The most time-sensitive exposure was inbox-resident authentication codes. Users frequently receive MFA codes, one-time passwords, and password-reset links by email. These are valid for short windows, often two to ten minutes. A successful SearchLeak execution could extract a live authentication token while it remained valid, potentially enabling account access in the same attack window, without the attacker needing any prior credential.

CVSS scoring for CVE-2026-42824 reflects some tension. Microsoft’s advisory scored it 6.5; the National Vulnerability Database assigned 7.5. The discrepancy reflects standard scope debates around network-accessible vulnerabilities that require no privileges but also require victim interaction (clicking a link). Given the no-consent-required exfiltration path and the MFA code exposure, most practitioners would treat the real-world impact as higher than either score suggests.

Why the Microsoft-Domain Delivery Vector Matters

SearchLeak’s delivery mechanism deserves attention separate from the technical vulnerability chain. A phishing link to attacker-hosting.xyz/malicious is easily flagged by email gateways, browser reputation systems, and trained security awareness instincts. A link to copilot.microsoft.com/search?q=... is not. It looks like a Copilot search link.

This is the pattern that makes AI assistant attack surface genuinely novel for enterprise defenders: the trusted services employees interact with daily become potential delivery vectors. The attack does not require the attacker to register infrastructure, evade reputation scoring, or social-engineer a user into ignoring warnings. It uses Microsoft’s infrastructure end to end.

Defensive Considerations

The specific SearchLeak vulnerability was patched server-side by Microsoft before public disclosure. No customer action is required for the disclosed CVE. The broader defensive posture for Copilot and similar RAG-based enterprise AI assistants involves several layers.
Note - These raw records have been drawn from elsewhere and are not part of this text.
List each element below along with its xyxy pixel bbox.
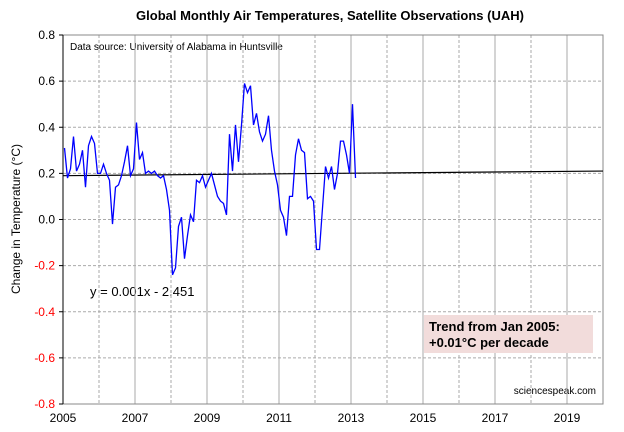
y-tick-label: 0.8 (38, 28, 55, 42)
trend-box: Trend from Jan 2005: +0.01°C per decade (424, 315, 593, 353)
x-tick-label: 2005 (50, 411, 77, 425)
trend-equation: y = 0.001x - 2.451 (90, 284, 194, 299)
trend-box-line1: Trend from Jan 2005: (429, 319, 560, 334)
x-tick-label: 2017 (482, 411, 509, 425)
temperature-series-line (63, 83, 357, 276)
source-note: Data source: University of Alabama in Hu… (70, 42, 283, 53)
y-tick-label: 0.4 (38, 120, 55, 134)
x-tick-label: 2013 (338, 411, 365, 425)
y-tick-label: 0.6 (38, 74, 55, 88)
y-tick-label: -0.6 (34, 351, 55, 365)
y-tick-label: 0.0 (38, 213, 55, 227)
y-tick-label: -0.8 (34, 397, 55, 411)
y-tick-label: -0.2 (34, 259, 55, 273)
y-tick-label: -0.4 (34, 305, 55, 319)
y-axis-label: Change in Temperature (°C) (9, 144, 23, 294)
credit: sciencespeak.com (514, 386, 596, 397)
x-tick-label: 2019 (554, 411, 581, 425)
trend-box-line2: +0.01°C per decade (429, 335, 549, 350)
x-tick-label: 2009 (194, 411, 221, 425)
y-tick-label: 0.2 (38, 166, 55, 180)
x-tick-label: 2015 (410, 411, 437, 425)
x-tick-label: 2011 (266, 411, 292, 425)
x-tick-label: 2007 (122, 411, 149, 425)
chart-title: Global Monthly Air Temperatures, Satelli… (136, 8, 524, 23)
Copilot sensitivity and access scope controls. Microsoft 365 Copilot respects existing permissions, which means tightening underlying data access directly reduces exfiltration scope. Files with overpermissioned sharing, emails in shared mailboxes accessible to broad groups, and SharePoint documents with organisation-wide read access expand what Copilot can retrieve on a user’s behalf. Sensitivity label enforcement and Microsoft Purview integration limit what Copilot surfaces even when the underlying data is accessible.

Audit Copilot activity logs. Microsoft 365 Copilot generates audit events via Microsoft Purview Audit, including the queries submitted and the data sources accessed in generating responses. Anomalous Copilot usage patterns, particularly searches for credentials, authentication codes, or high-value document categories, should generate alerts. This is detective rather than preventive, but it closes the visibility gap that existed during the SearchLeak disclosure window.
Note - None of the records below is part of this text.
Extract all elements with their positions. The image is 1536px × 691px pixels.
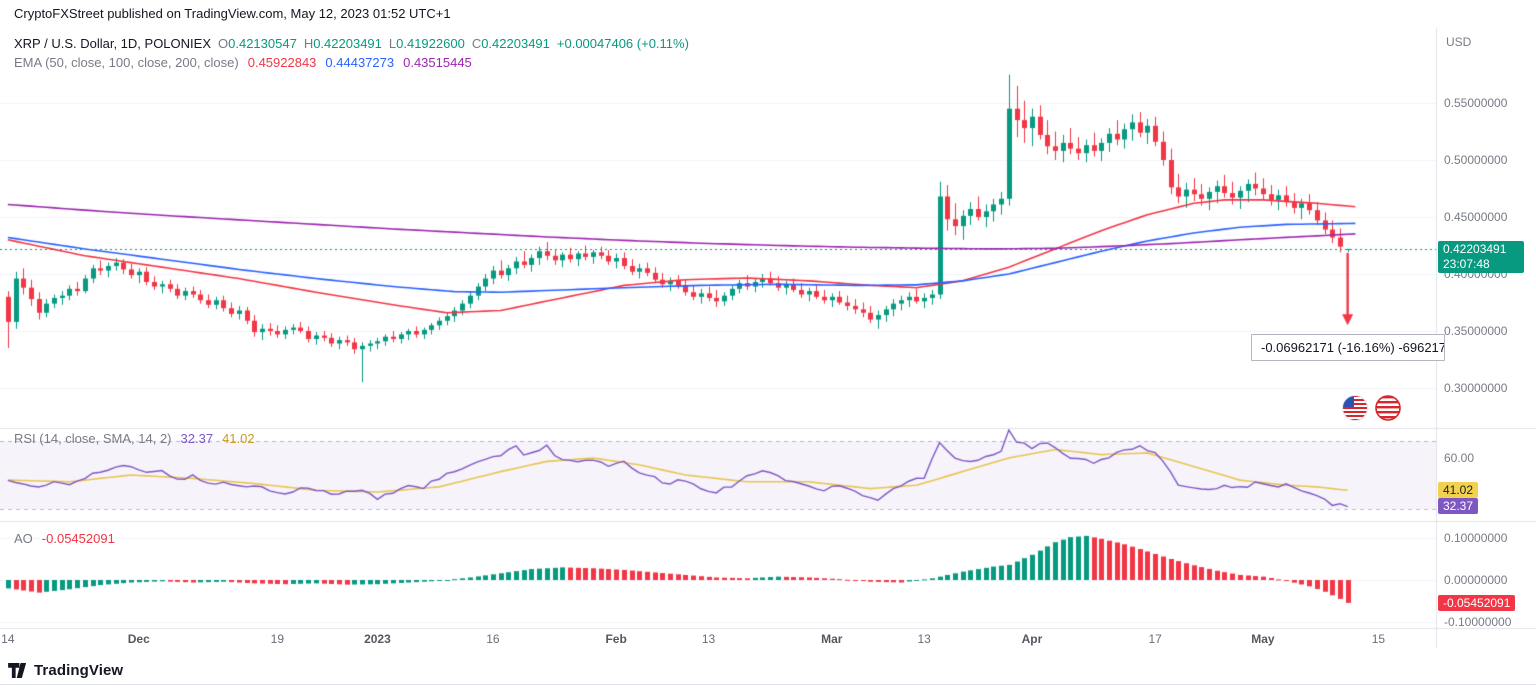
ema-legend-title[interactable]: EMA (50, close, 100, close, 200, close) (14, 55, 239, 70)
ao-tick: 0.00000000 (1444, 573, 1508, 587)
candle-countdown: 23:07:48 (1443, 257, 1490, 271)
ao-tick: 0.10000000 (1444, 531, 1508, 545)
rsi-ma-badge: 41.02 (1438, 482, 1479, 498)
price-tick: 0.45000000 (1444, 210, 1508, 224)
time-label: 13 (701, 632, 716, 646)
high-value: 0.42203491 (313, 36, 382, 51)
time-label: 16 (486, 632, 500, 646)
ao-value: -0.05452091 (41, 531, 115, 546)
rsi-value: 32.37 (180, 431, 214, 446)
ema200-value: 0.43515445 (403, 55, 472, 70)
time-label: Dec (127, 632, 150, 646)
time-label: 15 (1371, 632, 1386, 646)
time-label: 19 (270, 632, 285, 646)
price-tick: 0.35000000 (1444, 324, 1508, 338)
open-value: 0.42130547 (228, 36, 297, 51)
tradingview-wordmark[interactable]: TradingView (34, 662, 124, 679)
ao-legend[interactable]: AO -0.05452091 (14, 531, 115, 546)
rsi-legend-title[interactable]: RSI (14, close, SMA, 14, 2) (14, 431, 172, 446)
footer-brand[interactable]: TradingView (8, 662, 123, 679)
price-tick: 0.50000000 (1444, 153, 1508, 167)
low-label: L (388, 36, 397, 51)
us-flag-icon (1342, 395, 1368, 421)
ao-value-badge: -0.05452091 (1438, 595, 1516, 611)
time-label: Mar (821, 632, 843, 646)
close-value: 0.42203491 (481, 36, 550, 51)
ao-tick: -0.10000000 (1444, 615, 1512, 629)
rsi-ma-value: 41.02 (222, 431, 255, 446)
last-price-badge: 0.42203491 23:07:48 (1438, 241, 1524, 273)
last-price-value: 0.42203491 (1443, 242, 1507, 256)
price-scale-currency: USD (1446, 35, 1472, 49)
time-label: Apr (1021, 632, 1043, 646)
change-value: +0.00047406 (+0.11%) (556, 36, 689, 51)
price-tick: 0.55000000 (1444, 96, 1508, 110)
time-label: May (1251, 632, 1275, 646)
rsi-tick: 60.00 (1444, 451, 1475, 465)
rsi-value-badge: 32.37 (1438, 498, 1479, 514)
low-value: 0.41922600 (396, 36, 465, 51)
time-label: 14 (1, 632, 15, 646)
rsi-legend[interactable]: RSI (14, close, SMA, 14, 2) 32.37 41.02 (14, 431, 255, 446)
time-label: 17 (1148, 632, 1162, 646)
close-label: C (471, 36, 482, 51)
ema100-value: 0.44437273 (325, 55, 395, 70)
stripes-flag-icon (1375, 395, 1401, 421)
measurement-label[interactable]: -0.06962171 (-16.16%) -696217 (1251, 334, 1445, 361)
tradingview-logo-icon (8, 663, 27, 678)
symbol-legend[interactable]: XRP / U.S. Dollar, 1D, POLONIEX O0.421305… (14, 36, 689, 51)
ema-legend[interactable]: EMA (50, close, 100, close, 200, close) 0… (14, 55, 472, 70)
open-label: O (218, 36, 229, 51)
symbol-flags (1342, 395, 1401, 421)
ao-legend-title[interactable]: AO (14, 531, 33, 546)
time-label: 13 (917, 632, 931, 646)
time-label: Feb (605, 632, 627, 646)
ema50-value: 0.45922843 (247, 55, 317, 70)
price-tick: 0.30000000 (1444, 381, 1508, 395)
time-label: 2023 (364, 632, 391, 646)
symbol-title[interactable]: XRP / U.S. Dollar, 1D, POLONIEX (14, 36, 211, 51)
attribution-text: CryptoFXStreet published on TradingView.… (14, 6, 451, 21)
high-label: H (303, 36, 314, 51)
footer-divider (0, 684, 1536, 685)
Monitor for URL-based prompt injection patterns. Security teams maintaining Microsoft 365 tenants should assess whether monitoring for unusual Copilot query patterns is feasible given their logging setup. Queries arriving via URL parameters rather than interactive input, particularly those containing instruction-style language, are worth flagging for review.
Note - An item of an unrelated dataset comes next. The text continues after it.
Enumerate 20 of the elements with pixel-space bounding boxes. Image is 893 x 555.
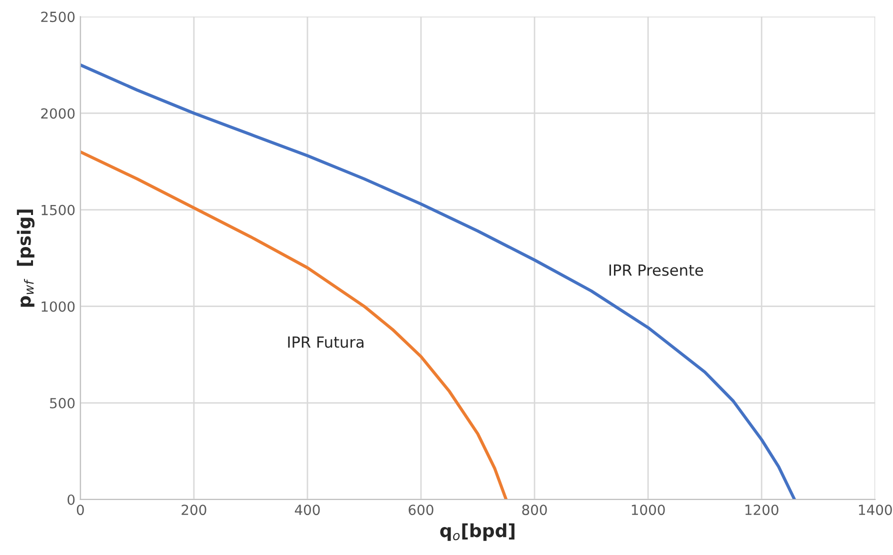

Treat the attack class, not just the CVE. Parameter-to-prompt injection into AI assistant endpoints is not a Microsoft-specific problem. Any product that takes natural language input via URL, integrates it into a large language model context, and operates with user permissions creates a similar attack surface. The SearchLeak chain is specific to M365 Copilot’s implementation, but the pattern will appear in other enterprise AI products.

SearchLeak sits alongside EchoLeak (CVE-2025-32711), disclosed the previous year by Aim Security in the same product family, as evidence that enterprise AI assistant attack surface is actively being probed by security researchers. Both chains exploited the combination of RAG retrieval and insufficient prompt isolation to create novel exfiltration paths that traditional network and endpoint controls do not detect.